Ella no poseía parte alguna de su vida. Una u otra salían a la luz por azar. Sus experiencias anteriores se habían venido abajo; desde aquella primera mañana en que despertara en la cabaña no había vuelto a recuperar un punto establecido de un presente continuo en el que reconocer su propia secuencia. El suburbio no aparecía antes o después de la mina. 20, Distrito para Casados, Áreas Occidentales, y el dormitorio del amo diseñado por el arquitecto formaban parte de los mismos escombros. Cuando recogía un ladrillo podía ser uno de los panes de Lydia.

La caja roja en la cabeza del hombre apareció bajo el brillante verde oscuro de las higueras silvestres, junto al río. Se le vino encima un fragmento de rojo; nadie sabía de qué dirección venía nadie, en la homogeneidad del bush, allá, ella lo miraba todo el día y no veía nada, absorbía, ocultaba lo que estaba dentro de él. Si la gente venía del otro lado del río aparecía al principio fragmentada por el follaje y los destellos que se producían en el agua al pasar; y cuando reordenaban sus bultos y sus ropas tras vadear el río con todo aquello sobre sus cabezas. Pero aquello era un baúl, o una caja, de rojo brillante. Era como astillas rojas entre las espadañas de la orilla próxima del río.

El hombre subió por la pendiente hacia ella —no la había visto, había maleza, había un montón de bálago tirado, ella sentía que no estaba en aquel lugar— con las negras piernas arqueadas. Los pantalones no eran cortos, sino tan andrajosos que los había cortado a la altura de la rodilla. La caja roja era pesada y le colgaban aros de alambre que molestaban al hombre. Dio una voz hacia las cabañas. Después de anunciarse siguió su fatigoso camino. Con la mirada fija en él, sintió la acumulación de los músculos en su cuello mientras hacía fuerza contra el terreno rampante con la caja roja encima, el frío hormigueo en el brazo donde se erguía para estabilizarla; el sudor de su esfuerzo derritiéndose en el valor del día era el sudor de la impresión de sus manos mojando las páginas del libro.
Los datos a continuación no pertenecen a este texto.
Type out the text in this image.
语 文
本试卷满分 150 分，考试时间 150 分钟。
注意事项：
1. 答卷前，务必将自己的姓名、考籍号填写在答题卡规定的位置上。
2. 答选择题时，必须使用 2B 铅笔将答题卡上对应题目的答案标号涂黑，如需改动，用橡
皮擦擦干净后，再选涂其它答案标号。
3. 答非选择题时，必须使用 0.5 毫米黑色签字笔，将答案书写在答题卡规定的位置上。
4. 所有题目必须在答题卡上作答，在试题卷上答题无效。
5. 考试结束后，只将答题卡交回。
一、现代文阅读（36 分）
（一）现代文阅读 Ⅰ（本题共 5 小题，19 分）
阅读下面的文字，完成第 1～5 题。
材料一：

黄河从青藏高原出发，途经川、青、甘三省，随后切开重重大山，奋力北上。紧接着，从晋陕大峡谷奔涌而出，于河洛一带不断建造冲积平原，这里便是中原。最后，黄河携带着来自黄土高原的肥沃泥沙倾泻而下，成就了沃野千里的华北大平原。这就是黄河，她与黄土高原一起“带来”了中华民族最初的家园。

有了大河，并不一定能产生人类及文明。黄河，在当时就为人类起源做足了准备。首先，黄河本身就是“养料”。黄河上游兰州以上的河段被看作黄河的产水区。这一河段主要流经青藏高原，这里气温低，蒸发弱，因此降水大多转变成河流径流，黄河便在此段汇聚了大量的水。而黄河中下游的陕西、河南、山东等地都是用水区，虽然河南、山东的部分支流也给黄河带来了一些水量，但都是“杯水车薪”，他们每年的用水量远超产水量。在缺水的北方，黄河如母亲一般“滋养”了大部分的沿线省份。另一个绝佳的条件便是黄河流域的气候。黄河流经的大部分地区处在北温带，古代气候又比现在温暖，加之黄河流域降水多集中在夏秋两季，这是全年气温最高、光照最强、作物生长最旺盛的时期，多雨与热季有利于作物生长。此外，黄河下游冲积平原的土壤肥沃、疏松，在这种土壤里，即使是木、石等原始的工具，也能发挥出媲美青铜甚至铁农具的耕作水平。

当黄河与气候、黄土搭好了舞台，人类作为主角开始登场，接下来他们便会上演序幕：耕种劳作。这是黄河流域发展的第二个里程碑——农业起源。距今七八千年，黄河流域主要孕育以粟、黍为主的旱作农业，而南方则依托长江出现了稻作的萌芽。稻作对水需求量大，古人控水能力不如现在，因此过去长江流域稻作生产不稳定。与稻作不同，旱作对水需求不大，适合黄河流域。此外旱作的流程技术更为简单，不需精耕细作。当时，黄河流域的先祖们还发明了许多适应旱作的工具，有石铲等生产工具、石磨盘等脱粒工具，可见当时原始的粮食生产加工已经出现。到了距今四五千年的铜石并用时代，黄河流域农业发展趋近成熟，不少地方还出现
Le perdió detrás del gallinero de Martha, montado sobre zancos, y el depósito de agua, al llegar a la aldea.

Por la tarde hubo un ruido ensordecedor, que se desvanecía y daba tumbos en el aire; era el gumba-gumba que estaban probando, dijeron los niños.

Aquí había algo cuyo nombre Victor, Gina y Royce conocían en el lenguaje de los lugareños pero no en el suyo. La caja roja era el equivalente en la zona de un entretenimiento itinerante; alguien había traído de las minas un amplificador que operaba con pilas y, según parecía, lo montaba en una aldea u otra, conectado a un tocadiscos para la ocasión. No estaba claro qué ocasión era aquélla. La madre y el padre fueron arrastrados por los niños Smales a ver el gumba-gumba, que no podían creer que fuera algo familiar para ellos.

—¿Cómo puedes decir lo que es?

Para Gina, lo que no había visto antes en aquella aldea era nuevo para el mundo.

Los padres fueron llevados a ver el artilugio como los divorciados se encuentran un día cualquiera para aparentar una vida familiar. Intercambiaron unas cuantas palabras con July, otro padre, con su penúltimo hijo sentado como si fuera un yugo sobre sus hombros. Su actitud era la de un agradable hombre de la ciudad que se entretenía en una fiesta rural. Bam preguntó:

—¿Hay una boda? ¿O una reunión?

Pero July no estaba separado del grupo disperso de ociosos, que iba y venía en tomo a un punto central, el hombre que había reclutado dos jóvenes para que le ayudaran a montar sus cables y el altavoz sobre uno de los armazones de juncos de la cabaña que era a la vez iglesia y casa de reuniones: frecuentemente se escuchaban voces de mujeres cantando himnos que venían de allí.

—No es boda —y la idea de una reunión le hizo reír—. A veces nosotros celebrando una fiesta. Sólo porque alguien está él… No sé qué es.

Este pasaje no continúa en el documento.